CHP’li belediyeler ve İBB Başkanı İmamoğlu’na yönelik soruşturmalar biliniyor. Son olarak Van Belediyesi’ne de kayyım atandı. 12 yıl önceki Gezi Direnişi gerekçe gösterilerek gözaltına alınan ve tutuklanan menajer Ayşe Barım hakkında, üst mahkeme tahliye kararı verdi ama savcılık itiraz edince Barım tahliye edilmeden cezaevinde kaldı.
HDK operasyonunda ise 60 kişi için gözaltı kararı alındı, 52 kişi gözaltına alındı. “Nereden çıktı şimdi bu operasyon?”, gayet haklı bir soru. Yıllardır legal alanda faaliyet gösteren bir kurum, HDK. Çok sayıda toplantı düzenledi, bildiriler yayımladı, toplantılarında farklı kesimlerden pek çok insanı bir araya getirdi.
Gözaltına alınanlara baktığımızda, ne amaçlandığını anlamak daha da güçleşiyor. Gazeteciler, siyasetçiler, sanatçılar, sosyalist kesimden politikacılar, ressamlar...
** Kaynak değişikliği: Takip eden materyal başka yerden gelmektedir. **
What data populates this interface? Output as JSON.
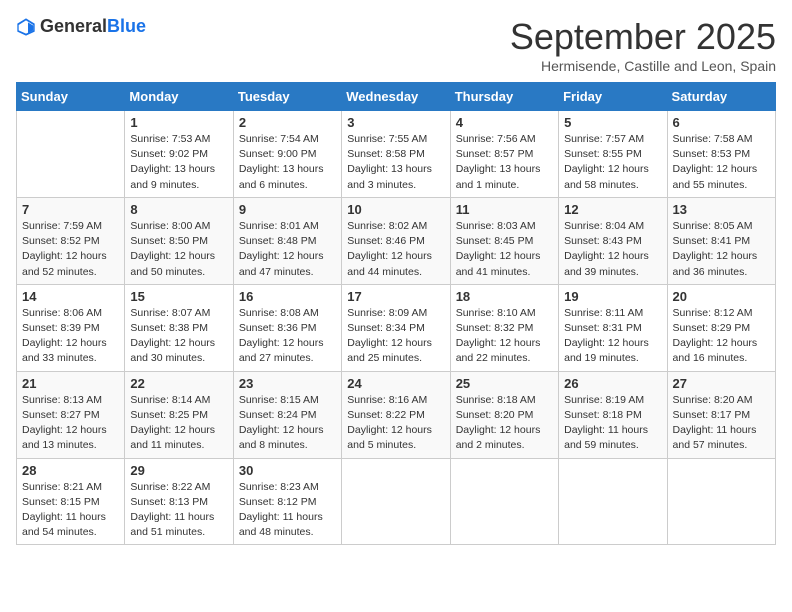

Aralarında 2015’te HDP listesinden milletvekili adayı olan, 65 yaşındaki Samatyalı terzi Filor Uluku Benli de var, Barış Vakfı’ndaki çalışmalarını bildiğimiz Nurcan Kaya da. Gazeteciler Yıldız Tar ve Elif Akgül, haber çalışmalarını yakından bildiğimiz isimler. DSİP Eş Genel Başkanı Şenol Karakaş aynı zamanda Hrant’ın Arkadaşları İnisiyatifi’nde ve uzun yıllardır hem Dink Cinayeti Davası’nı takip ediyor hem de Hrant Dink için yapılan 19 Ocak anmalarını tertip eden heyette yük üstleniyor.
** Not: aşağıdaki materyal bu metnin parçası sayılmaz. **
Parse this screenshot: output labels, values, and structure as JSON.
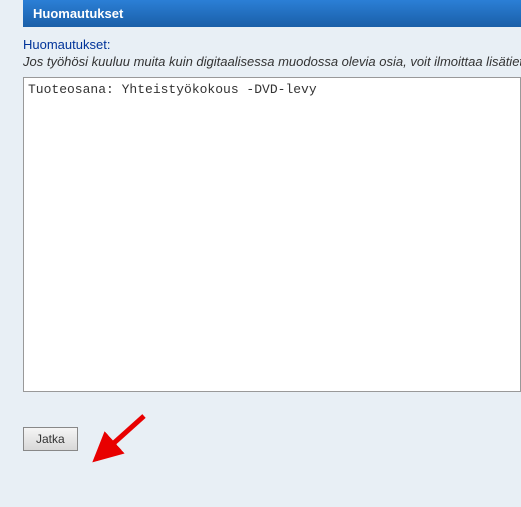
{
  "panel": {
    "header": "Huomautukset"
  },
  "form": {
    "label": "Huomautukset:",
    "help_text": "Jos työhösi kuuluu muita kuin digitaalisessa muodossa olevia osia, voit ilmoittaa lisätietoa",
    "textarea_value": "Tuoteosana: Yhteistyökokous -DVD-levy"
  },
  "actions": {
    "continue_label": "Jatka"
  }
}
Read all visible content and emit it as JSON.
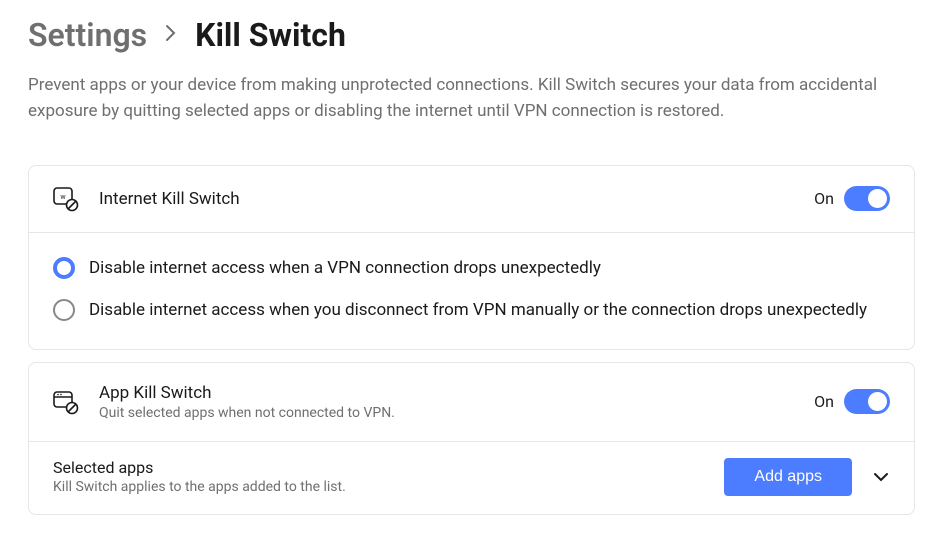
{
  "breadcrumb": {
    "parent": "Settings",
    "current": "Kill Switch"
  },
  "description": "Prevent apps or your device from making unprotected connections. Kill Switch secures your data from accidental exposure by quitting selected apps or disabling the internet until VPN connection is restored.",
  "internetKillSwitch": {
    "title": "Internet Kill Switch",
    "toggleLabel": "On",
    "toggleState": true,
    "options": [
      {
        "label": "Disable internet access when a VPN connection drops unexpectedly",
        "selected": true
      },
      {
        "label": "Disable internet access when you disconnect from VPN manually or the connection drops unexpectedly",
        "selected": false
      }
    ]
  },
  "appKillSwitch": {
    "title": "App Kill Switch",
    "subtitle": "Quit selected apps when not connected to VPN.",
    "toggleLabel": "On",
    "toggleState": true,
    "selectedApps": {
      "title": "Selected apps",
      "subtitle": "Kill Switch applies to the apps added to the list.",
      "buttonLabel": "Add apps"
    }
  }
}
Bir bakıyoruz, TÜSİAD yöneticileri de bu baskı dalgasından nasibini alıyor.
TÜSİAD’ın 13 Şubat’ta toplanan genel kurulunda derneğin Yüksek İstişare Konseyi Başkanı Ömer Aras ve Yönetim Kurulu Başkanı Orhan Turan, teğmenlerin ihracı, Ayşe Barım’ın gözaltına alınması gibi gelişmelere de değinmiş ve hükümeti eleştirmişti.
Bu sözler üzerine konuşmalar hakkında soruşturma açıldı ve bu yazı yazılırken, Aras ve Turan, ifadeleri alınmak üzere polis eşliğinde adliyeye götürülüyordu.
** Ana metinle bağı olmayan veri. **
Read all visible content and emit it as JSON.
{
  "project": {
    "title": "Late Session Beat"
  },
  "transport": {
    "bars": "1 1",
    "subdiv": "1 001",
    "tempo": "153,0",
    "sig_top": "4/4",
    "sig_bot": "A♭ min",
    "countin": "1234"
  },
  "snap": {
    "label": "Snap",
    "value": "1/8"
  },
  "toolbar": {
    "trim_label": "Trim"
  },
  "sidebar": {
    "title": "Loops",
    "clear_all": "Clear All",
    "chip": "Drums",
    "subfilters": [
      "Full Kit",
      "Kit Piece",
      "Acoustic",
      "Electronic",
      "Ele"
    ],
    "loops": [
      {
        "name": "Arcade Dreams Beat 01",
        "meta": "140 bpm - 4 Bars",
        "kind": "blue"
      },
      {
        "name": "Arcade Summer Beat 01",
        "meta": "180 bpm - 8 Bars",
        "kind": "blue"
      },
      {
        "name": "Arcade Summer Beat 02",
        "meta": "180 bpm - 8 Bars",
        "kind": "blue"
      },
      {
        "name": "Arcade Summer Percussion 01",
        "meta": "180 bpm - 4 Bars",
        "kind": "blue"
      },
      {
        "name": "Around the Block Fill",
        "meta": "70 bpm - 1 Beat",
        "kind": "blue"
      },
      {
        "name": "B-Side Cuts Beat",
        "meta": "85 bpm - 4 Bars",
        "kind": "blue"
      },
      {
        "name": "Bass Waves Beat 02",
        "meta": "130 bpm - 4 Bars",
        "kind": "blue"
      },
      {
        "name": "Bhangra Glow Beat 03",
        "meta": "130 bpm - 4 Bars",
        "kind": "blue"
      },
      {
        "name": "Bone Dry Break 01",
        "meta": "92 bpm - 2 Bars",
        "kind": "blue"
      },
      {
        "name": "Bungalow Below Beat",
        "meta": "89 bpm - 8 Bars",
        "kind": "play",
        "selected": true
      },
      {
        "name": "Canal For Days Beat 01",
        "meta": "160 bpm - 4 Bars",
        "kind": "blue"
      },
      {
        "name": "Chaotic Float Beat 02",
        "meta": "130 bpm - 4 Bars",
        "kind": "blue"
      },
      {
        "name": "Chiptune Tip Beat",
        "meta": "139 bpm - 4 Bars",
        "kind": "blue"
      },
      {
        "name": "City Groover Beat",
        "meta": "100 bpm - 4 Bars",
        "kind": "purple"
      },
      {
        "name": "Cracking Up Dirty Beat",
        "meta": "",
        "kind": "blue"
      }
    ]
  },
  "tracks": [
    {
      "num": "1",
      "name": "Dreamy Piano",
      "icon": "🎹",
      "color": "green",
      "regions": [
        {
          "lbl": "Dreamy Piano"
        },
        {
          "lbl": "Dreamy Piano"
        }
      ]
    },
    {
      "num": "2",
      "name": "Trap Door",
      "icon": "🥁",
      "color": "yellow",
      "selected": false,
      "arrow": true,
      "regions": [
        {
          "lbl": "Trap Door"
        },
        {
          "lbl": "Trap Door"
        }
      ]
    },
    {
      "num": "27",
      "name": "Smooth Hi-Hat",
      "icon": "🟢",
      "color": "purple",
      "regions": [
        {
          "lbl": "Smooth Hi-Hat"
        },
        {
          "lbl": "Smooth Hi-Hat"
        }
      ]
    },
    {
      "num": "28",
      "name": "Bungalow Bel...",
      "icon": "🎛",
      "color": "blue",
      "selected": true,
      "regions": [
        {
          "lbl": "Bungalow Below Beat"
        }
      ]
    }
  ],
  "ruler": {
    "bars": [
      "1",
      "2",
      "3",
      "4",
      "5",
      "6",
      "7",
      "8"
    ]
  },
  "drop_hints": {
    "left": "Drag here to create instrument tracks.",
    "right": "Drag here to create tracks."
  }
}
AKP’nin TÜSİAD’a ayrı bir alerjisi olduğu biliniyor. Bu yüzden yıllar boyu TÜSİAD baskı altına alındı ve dernek de bir süre ‘düşük profilli’ bir tutum sergiledi, bu tutuma uygun başkanlar seçildi. Ancak hiç soruşturma açılmamıştı. Şimdi işin yargı boyutuna taşınması, bitmek bilmeyen yeni bir evreye girdiğimiz gösteriyor.
Velhasıl, Kürt’ü, solcusu, gazetecisi, sanatçısı, siyasetçisi, milliyetçisi, sanayicisi, eğer AKP-MHP ile aynı frekansta değilse, yargı tehdidiyle ve bunun sonuçlarıyla yaşıyor.
Bu durumda insan sormadan edemiyor, bu ‘kardeşlik’ kimi kapsıyor?